When teenagers drink alcohol: what can happen
Body and behaviour
Alcohol affects the body in several ways.
At first it can make people feel energised and more social. But as people drink more, they might become drowsy, lose balance and coordination, slur speech and think more slowly. They can feel sick and vomit.
As the amount of alcohol in the blood goes up, people can’t think clearly or coordinate their bodies properly. This means they’re at risk of accidents and injuries or being involved in violence.
At high levels, alcohol can make people unconscious or stop them breathing normally. Young people have been known to die from alcohol poisoning or from choking on their own vomit.
One of the most important tasks of adolescence is learning how to make independent, responsible decisions. Some of these decisions will be good and some not so good – making mistakes and learning from them is all part of growing up.
But alcohol affects people’s ability to think quickly, make good judgments and avoid dangerous situations or risky behaviour.
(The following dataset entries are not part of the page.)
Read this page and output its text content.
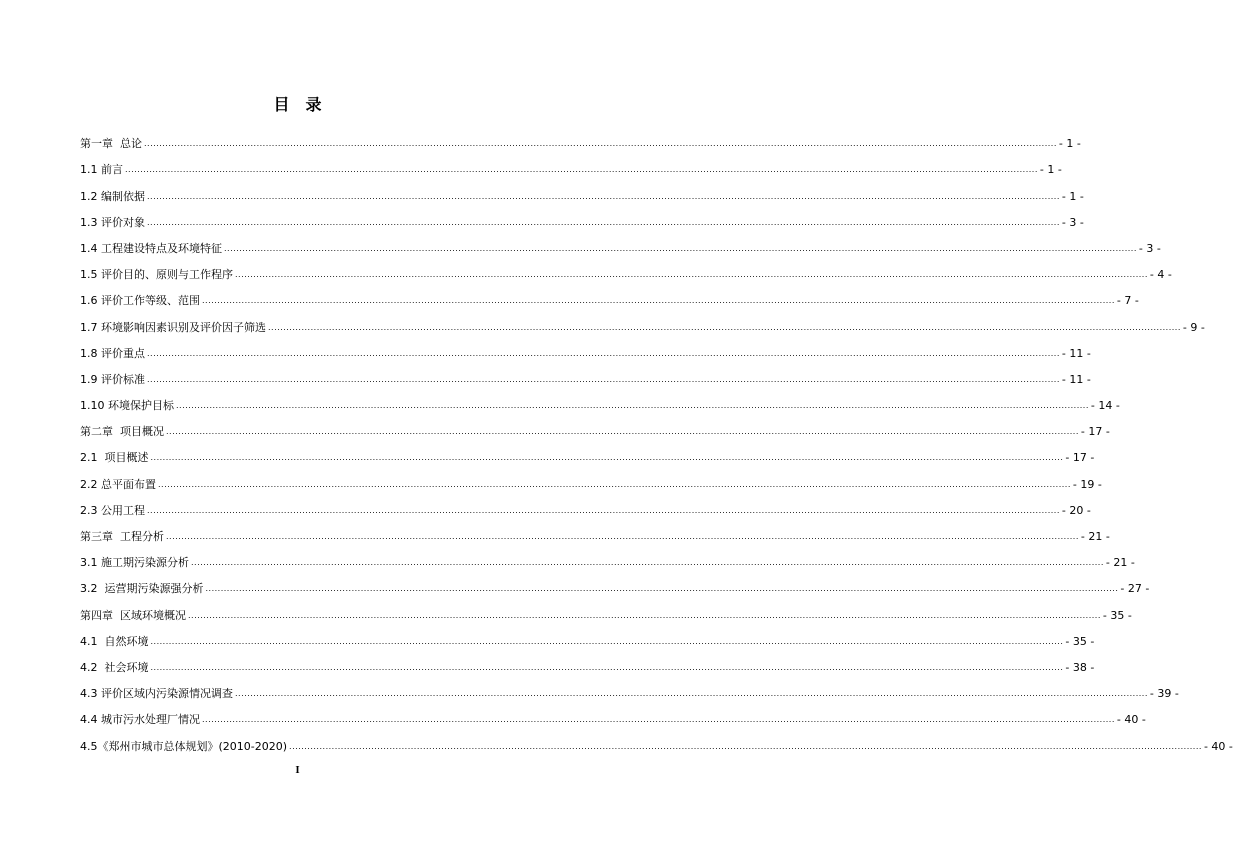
目录
第一章  总论 ............................................................................................................................................................................................................................................................................................................ - 1 -
1.1 前言 ............................................................................................................................................................................................................................................................................................................ - 1 -
1.2 编制依据 ............................................................................................................................................................................................................................................................................................................ - 1 -
1.3 评价对象 ............................................................................................................................................................................................................................................................................................................ - 3 -
1.4 工程建设特点及环境特征 ............................................................................................................................................................................................................................................................................................................ - 3 -
1.5 评价目的、原则与工作程序 ............................................................................................................................................................................................................................................................................................................ - 4 -
1.6 评价工作等级、范围 ............................................................................................................................................................................................................................................................................................................ - 7 -
1.7 环境影响因素识别及评价因子筛选 ............................................................................................................................................................................................................................................................................................................ - 9 -
1.8 评价重点 ............................................................................................................................................................................................................................................................................................................ - 11 -
1.9 评价标准 ............................................................................................................................................................................................................................................................................................................ - 11 -
1.10 环境保护目标 ............................................................................................................................................................................................................................................................................................................ - 14 -
第二章  项目概况 ............................................................................................................................................................................................................................................................................................................ - 17 -
2.1  项目概述 ............................................................................................................................................................................................................................................................................................................ - 17 -
2.2 总平面布置 ............................................................................................................................................................................................................................................................................................................ - 19 -
2.3 公用工程 ............................................................................................................................................................................................................................................................................................................ - 20 -
第三章  工程分析 ............................................................................................................................................................................................................................................................................................................ - 21 -
3.1 施工期污染源分析 ............................................................................................................................................................................................................................................................................................................ - 21 -
3.2  运营期污染源强分析 ............................................................................................................................................................................................................................................................................................................ - 27 -
第四章  区域环境概况 ............................................................................................................................................................................................................................................................................................................ - 35 -
4.1  自然环境 ............................................................................................................................................................................................................................................................................................................ - 35 -
4.2  社会环境 ............................................................................................................................................................................................................................................................................................................ - 38 -
4.3 评价区域内污染源情况调查 ............................................................................................................................................................................................................................................................................................................ - 39 -
4.4 城市污水处理厂情况 ............................................................................................................................................................................................................................................................................................................ - 40 -
4.5《郑州市城市总体规划》(2010-2020) ............................................................................................................................................................................................................................................................................................................ - 40 -
I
For example, a young person under the influence of alcohol could:
- be involved in physical or verbal violence
- have unprotected sex, or not be able to deal with unwanted sexual advances and be sexually assaulted
- experience hallucinations or delusions that could lead to accidents or injury
- get alcohol poisoning and lose consciousness or die
- black out and forget what they’re doing or where they are
- be injured while swimming, playing sport, climbing or even trying to cross a road
- break the law or get into trouble with the police
- lose control, behave inappropriately and harm important relationships or damage their reputation.
Many teenagers don’t understand the effects alcohol has on the brain and how it can take a lot less alcohol for teenagers than for adults to feel the effects.